Naderi Arman, Delavar Mohammad Amir, Kaboudin Babak, Askari Mohammad Sadegh
Department of Soil Science, Faculty of Agriculture, University of Zanjan, Zanjan, Iran.
Department of Chemistry, Institute for Advanced Studies in Basic Sciences, Gavazang, Zanjan, Iran.
Environ Monit Assess. 2017 May;189(5):214. doi: 10.1007/s10661-017-5821-x. Epub 2017 Apr 13.
This study aims to assess and compare heavy metal distribution models developed using stepwise multiple linear regression (MSLR) and neural network-genetic algorithm model (ANN-GA) based on satellite imagery. The source identification of heavy metals was also explored using local Moran index. Soil samples (n = 300) were collected based on a grid and pH, organic matter, clay, iron oxide contents cadmium (Cd), lead (Pb) and zinc (Zn) concentrations were determined for each sample.

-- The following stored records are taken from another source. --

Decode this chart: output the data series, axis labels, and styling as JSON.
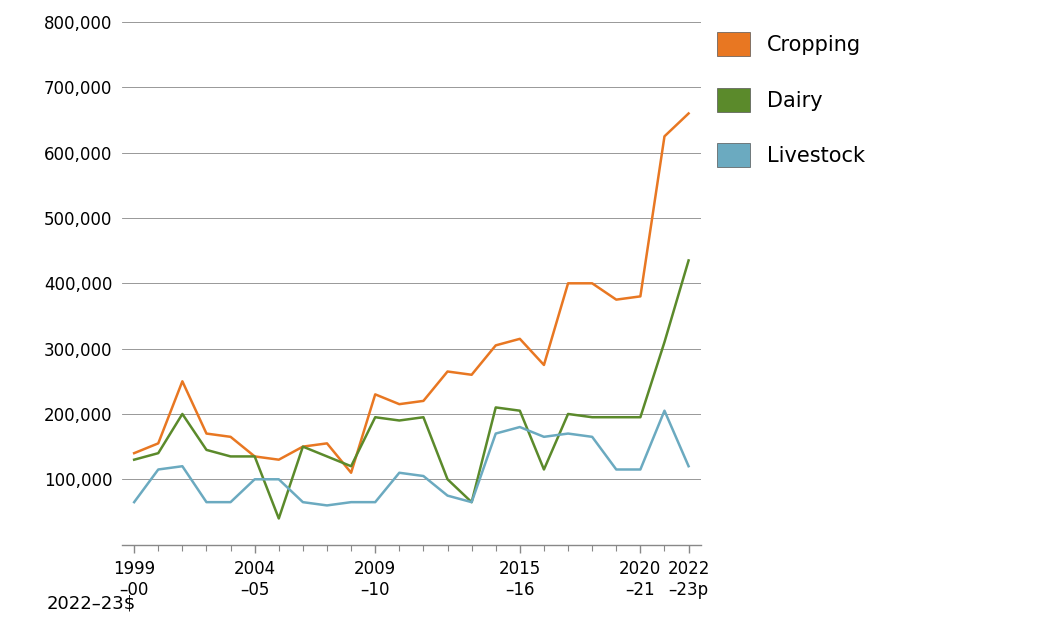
{
  "years": [
    0,
    1,
    2,
    3,
    4,
    5,
    6,
    7,
    8,
    9,
    10,
    11,
    12,
    13,
    14,
    15,
    16,
    17,
    18,
    19,
    20,
    21,
    22,
    23
  ],
  "x_major_labels": [
    "1999\n–00",
    "2004\n–05",
    "2009\n–10",
    "2015\n–16",
    "2020\n–21",
    "2022\n–23p"
  ],
  "x_major_positions": [
    0,
    5,
    10,
    16,
    21,
    23
  ],
  "cropping": [
    140000,
    155000,
    250000,
    170000,
    165000,
    135000,
    130000,
    150000,
    155000,
    110000,
    230000,
    215000,
    220000,
    265000,
    260000,
    305000,
    315000,
    275000,
    400000,
    400000,
    375000,
    380000,
    625000,
    660000
  ],
  "dairy": [
    130000,
    140000,
    200000,
    145000,
    135000,
    135000,
    40000,
    150000,
    135000,
    120000,
    195000,
    190000,
    195000,
    100000,
    65000,
    210000,
    205000,
    115000,
    200000,
    195000,
    195000,
    195000,
    310000,
    435000
  ],
  "livestock": [
    65000,
    115000,
    120000,
    65000,
    65000,
    100000,
    100000,
    65000,
    60000,
    65000,
    65000,
    110000,
    105000,
    75000,
    65000,
    170000,
    180000,
    165000,
    170000,
    165000,
    115000,
    115000,
    205000,
    120000
  ],
  "cropping_color": "#E87722",
  "dairy_color": "#5B8A2B",
  "livestock_color": "#6BAAC0",
  "line_width": 1.8,
  "ylim": [
    0,
    800000
  ],
  "yticks": [
    100000,
    200000,
    300000,
    400000,
    500000,
    600000,
    700000,
    800000
  ],
  "ylabel": "2022–23$",
  "legend_labels": [
    "Cropping",
    "Dairy",
    "Livestock"
  ],
  "background_color": "#ffffff",
  "grid_color": "#888888",
  "spine_color": "#888888",
  "tick_color": "#333333",
  "label_fontsize": 13,
  "tick_fontsize": 12,
  "legend_fontsize": 15
}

Visible/near-infrared reflectance (VNIR) within the electromagnetic ranges of satellite imagery was applied to estimate heavy metal concentrations in the soil using MSLR and ANN-GA models. The models were evaluated and ANN-GA model demonstrated higher accuracy, and the autocorrelation results showed higher significant clusters of heavy metals around the industrial zone. The higher concentration of Cd, Pb and Zn was noted under industrial lands and irrigation farming in comparison to barren and dryland farming. Accumulation of industrial wastes in roads and streams was identified as main sources of pollution, and the concentration of soil heavy metals was reduced by increasing the distance from these sources. In comparison to MLSR, ANN-GA provided a more accurate indirect assessment of heavy metal concentrations in highly polluted soils. The clustering analysis provided reliable information about the spatial distribution of soil heavy metals and their sources.

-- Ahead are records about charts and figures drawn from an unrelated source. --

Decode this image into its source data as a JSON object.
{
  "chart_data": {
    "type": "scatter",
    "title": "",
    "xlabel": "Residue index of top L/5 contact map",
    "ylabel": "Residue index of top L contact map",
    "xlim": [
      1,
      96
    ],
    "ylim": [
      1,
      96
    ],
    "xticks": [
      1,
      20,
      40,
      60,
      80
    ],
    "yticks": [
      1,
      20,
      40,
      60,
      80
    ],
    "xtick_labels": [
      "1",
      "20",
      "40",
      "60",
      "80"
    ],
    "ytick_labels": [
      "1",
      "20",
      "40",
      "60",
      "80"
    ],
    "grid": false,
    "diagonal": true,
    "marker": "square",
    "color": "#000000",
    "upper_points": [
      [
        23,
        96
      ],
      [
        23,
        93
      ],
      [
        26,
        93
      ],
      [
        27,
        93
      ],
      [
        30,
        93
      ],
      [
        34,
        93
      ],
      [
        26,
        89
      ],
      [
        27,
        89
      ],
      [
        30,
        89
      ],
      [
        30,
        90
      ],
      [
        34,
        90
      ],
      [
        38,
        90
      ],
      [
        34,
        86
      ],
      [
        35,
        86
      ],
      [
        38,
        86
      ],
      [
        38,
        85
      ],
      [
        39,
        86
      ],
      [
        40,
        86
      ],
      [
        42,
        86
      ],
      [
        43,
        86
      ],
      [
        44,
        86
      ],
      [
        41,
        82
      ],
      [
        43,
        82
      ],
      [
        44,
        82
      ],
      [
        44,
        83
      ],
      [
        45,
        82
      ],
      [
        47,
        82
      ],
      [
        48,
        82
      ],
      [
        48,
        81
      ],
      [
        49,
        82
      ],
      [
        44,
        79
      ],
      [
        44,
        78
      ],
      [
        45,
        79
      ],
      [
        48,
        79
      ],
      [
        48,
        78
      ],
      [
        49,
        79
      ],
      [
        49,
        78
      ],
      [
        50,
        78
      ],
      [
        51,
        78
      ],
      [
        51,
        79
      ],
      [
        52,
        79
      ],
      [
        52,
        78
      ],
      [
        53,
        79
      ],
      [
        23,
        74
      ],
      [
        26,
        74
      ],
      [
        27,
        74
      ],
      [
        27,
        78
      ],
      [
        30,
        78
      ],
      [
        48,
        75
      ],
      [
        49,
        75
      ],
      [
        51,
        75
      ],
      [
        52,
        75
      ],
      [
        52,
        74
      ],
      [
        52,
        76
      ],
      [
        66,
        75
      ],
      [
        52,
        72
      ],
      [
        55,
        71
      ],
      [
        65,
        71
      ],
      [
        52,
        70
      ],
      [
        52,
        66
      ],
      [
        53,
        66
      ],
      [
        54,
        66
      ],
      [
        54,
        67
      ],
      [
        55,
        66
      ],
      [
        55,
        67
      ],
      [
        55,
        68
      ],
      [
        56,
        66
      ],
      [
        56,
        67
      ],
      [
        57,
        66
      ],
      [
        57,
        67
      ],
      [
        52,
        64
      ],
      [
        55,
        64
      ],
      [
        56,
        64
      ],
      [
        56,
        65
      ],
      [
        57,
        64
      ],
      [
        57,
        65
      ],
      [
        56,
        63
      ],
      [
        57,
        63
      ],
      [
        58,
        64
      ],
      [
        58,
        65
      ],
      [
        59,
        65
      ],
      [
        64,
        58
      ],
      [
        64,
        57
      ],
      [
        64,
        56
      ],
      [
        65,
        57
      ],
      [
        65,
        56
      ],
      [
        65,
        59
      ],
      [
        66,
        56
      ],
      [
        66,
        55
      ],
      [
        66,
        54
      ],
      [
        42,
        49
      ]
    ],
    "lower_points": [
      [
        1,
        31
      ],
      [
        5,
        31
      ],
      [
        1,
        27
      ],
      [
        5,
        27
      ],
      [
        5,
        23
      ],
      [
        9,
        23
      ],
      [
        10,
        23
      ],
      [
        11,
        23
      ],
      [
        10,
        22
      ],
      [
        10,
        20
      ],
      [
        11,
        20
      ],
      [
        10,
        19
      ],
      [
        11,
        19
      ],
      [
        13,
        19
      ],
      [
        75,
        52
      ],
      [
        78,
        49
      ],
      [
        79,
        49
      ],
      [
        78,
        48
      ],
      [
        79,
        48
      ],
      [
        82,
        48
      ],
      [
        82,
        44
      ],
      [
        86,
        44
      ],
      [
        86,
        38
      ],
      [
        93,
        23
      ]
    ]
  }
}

本研究旨在评估和比较基于卫星图像,使用逐步多元线性回归(MSLR)和神经网络 - 遗传算法模型(ANN - GA)开发的重金属分布模型。还使用局部莫兰指数探索了重金属的来源识别。基于网格收集了土壤样本(n = 300),并测定了每个样本的pH值、有机质、粘土、氧化铁含量以及镉(Cd)、铅(Pb)和锌(Zn)的浓度。利用卫星图像电磁范围内的可见/近红外反射率(VNIR),通过MSLR和ANN - GA模型估算土壤中的重金属浓度。对模型进行了评估,ANN - GA模型显示出更高的准确性,自相关结果表明工业区周围重金属存在高度显著的聚类。与荒地和旱地农业相比,工业用地和灌溉农业下的Cd、Pb和Zn浓度更高。道路和溪流中工业废物的积累被确定为主要污染源,土壤重金属浓度随着与这些污染源距离的增加而降低。与MSLR相比,ANN - GA对高污染土壤中的重金属浓度提供了更准确的间接评估。聚类分析提供了有关土壤重金属空间分布及其来源的可靠信息。